Le cyclone tropical Idai a également catalysé les structures de coordination qui se sont déjà avérées efficaces pour réduire davantage les risques. Le système de clusters a été revigoré face à l’exposition au Covid-19 en 2020, et a également rempli une fonction importante pour coordonner et rationaliser le soutien de divers partenaires de développement.

« Reconstruire en mieux » dans le secteur de l’éducation a permis des améliorations. Dans un projet, soutenu par le Partenariat mondial pour l’éducation, des bâtiments scolaires détruits et des installations sanitaires dans six districts touchés par le cyclone (dans 139 écoles) ont été reconstruits pour être plus résilients et plus inclusifs, en soutenant les filles et l’accès des enfants en fauteuil roulant.
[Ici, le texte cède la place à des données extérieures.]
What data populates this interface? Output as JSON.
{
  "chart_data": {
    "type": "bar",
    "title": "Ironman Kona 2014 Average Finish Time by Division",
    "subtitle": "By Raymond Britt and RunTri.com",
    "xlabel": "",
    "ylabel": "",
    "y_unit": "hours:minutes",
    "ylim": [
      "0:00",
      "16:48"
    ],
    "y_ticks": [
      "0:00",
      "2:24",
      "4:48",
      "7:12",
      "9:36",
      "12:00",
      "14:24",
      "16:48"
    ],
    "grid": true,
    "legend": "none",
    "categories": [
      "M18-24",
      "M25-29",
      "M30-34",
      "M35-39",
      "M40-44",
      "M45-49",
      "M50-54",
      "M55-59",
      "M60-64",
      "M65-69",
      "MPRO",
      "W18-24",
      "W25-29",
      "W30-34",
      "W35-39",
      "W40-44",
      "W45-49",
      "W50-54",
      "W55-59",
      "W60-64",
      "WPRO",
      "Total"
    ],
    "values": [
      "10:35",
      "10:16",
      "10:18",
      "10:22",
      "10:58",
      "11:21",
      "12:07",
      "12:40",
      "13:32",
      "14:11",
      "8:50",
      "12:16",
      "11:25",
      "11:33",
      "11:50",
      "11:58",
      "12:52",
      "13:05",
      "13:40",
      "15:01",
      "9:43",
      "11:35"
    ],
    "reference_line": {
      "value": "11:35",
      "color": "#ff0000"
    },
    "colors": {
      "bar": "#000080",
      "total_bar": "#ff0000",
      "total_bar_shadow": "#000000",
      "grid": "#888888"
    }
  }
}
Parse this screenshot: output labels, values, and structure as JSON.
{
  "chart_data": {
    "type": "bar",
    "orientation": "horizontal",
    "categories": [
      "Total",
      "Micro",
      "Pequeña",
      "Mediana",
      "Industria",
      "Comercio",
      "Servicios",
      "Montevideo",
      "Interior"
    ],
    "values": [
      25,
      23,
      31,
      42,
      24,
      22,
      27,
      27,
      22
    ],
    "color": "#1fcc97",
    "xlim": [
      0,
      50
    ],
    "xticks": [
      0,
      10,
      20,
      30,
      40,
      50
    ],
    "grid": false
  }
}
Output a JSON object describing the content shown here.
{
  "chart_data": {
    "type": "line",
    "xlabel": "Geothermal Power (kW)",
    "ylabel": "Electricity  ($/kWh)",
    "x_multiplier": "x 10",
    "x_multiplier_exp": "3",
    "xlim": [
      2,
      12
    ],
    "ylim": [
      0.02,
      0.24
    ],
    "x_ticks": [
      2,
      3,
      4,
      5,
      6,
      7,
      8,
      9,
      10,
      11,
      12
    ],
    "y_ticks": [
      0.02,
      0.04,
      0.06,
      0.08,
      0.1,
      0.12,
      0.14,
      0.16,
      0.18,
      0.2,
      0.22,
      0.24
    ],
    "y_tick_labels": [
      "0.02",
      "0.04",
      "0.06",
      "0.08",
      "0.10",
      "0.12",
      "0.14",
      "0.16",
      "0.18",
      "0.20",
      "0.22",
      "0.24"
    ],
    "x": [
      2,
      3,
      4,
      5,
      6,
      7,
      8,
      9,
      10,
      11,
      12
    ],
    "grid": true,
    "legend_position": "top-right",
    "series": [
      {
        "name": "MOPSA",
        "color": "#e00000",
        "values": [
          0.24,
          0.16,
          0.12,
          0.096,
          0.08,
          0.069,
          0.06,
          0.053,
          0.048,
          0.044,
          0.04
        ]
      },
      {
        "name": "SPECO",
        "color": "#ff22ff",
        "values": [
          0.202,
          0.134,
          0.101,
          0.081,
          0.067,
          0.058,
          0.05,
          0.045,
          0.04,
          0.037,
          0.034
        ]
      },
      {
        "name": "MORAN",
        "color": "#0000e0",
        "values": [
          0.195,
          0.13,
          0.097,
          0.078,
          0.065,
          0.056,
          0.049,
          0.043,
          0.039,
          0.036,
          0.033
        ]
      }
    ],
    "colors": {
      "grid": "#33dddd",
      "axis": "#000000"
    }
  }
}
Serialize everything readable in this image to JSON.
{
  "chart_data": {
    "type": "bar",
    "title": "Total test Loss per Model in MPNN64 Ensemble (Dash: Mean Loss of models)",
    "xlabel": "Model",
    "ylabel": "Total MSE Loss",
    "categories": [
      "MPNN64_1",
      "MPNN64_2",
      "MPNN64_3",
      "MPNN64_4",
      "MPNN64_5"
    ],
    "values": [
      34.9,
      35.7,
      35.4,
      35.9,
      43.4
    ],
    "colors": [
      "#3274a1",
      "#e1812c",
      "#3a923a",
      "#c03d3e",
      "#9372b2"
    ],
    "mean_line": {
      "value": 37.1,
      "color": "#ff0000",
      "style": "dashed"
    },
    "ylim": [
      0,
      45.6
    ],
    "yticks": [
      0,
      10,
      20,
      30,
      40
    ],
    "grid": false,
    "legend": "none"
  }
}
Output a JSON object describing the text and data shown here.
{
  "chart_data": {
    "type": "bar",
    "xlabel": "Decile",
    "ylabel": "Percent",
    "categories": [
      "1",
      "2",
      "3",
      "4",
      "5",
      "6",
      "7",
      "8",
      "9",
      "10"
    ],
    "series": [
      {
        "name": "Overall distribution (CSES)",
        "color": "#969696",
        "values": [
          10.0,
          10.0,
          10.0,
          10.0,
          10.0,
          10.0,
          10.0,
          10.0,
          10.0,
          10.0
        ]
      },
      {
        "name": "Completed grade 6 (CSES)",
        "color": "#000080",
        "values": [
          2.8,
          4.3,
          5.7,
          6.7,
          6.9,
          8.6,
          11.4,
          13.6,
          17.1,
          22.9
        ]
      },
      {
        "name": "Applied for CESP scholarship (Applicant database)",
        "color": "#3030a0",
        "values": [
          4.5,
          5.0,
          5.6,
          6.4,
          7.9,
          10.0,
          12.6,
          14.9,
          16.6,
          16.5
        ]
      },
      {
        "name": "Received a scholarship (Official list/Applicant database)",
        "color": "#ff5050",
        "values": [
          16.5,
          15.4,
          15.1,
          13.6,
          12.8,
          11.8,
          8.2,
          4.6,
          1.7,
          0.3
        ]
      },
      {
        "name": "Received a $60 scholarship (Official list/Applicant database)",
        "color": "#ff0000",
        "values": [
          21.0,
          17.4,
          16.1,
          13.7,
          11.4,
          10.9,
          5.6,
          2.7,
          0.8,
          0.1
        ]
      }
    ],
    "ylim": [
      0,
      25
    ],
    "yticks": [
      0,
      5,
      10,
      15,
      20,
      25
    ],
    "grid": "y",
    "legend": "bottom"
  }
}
Dans une autre initiative, avec le soutien de l’Union européenne, la préparation aux catastrophes, l’intervention précoce et l’accès à une éducation inclusive sont promus dans 250 écoles de cinq districts des provinces du Manicaland et du Matebeleland Nord. Cela s’appuie sur les leçons du cyclone tropical Idai et de Covid-19, et comprend la facilitation de l’accès à l’apprentissage communautaire et à domicile, grâce à des radios solaires, à une programmation hors ligne et à une variété de supports d’auto-apprentissage, afin de minimiser les perturbations.

La réduction du risque d’exposition et de la vulnérabilité aux phénomènes météorologiques extrêmes est essentielle lorsqu’on s’attend à ce que le changement climatique augmente son ampleur et sa fréquence. Le secteur de l’éducation au Zimbabwe est à la hauteur du défi et fait de grands progrès.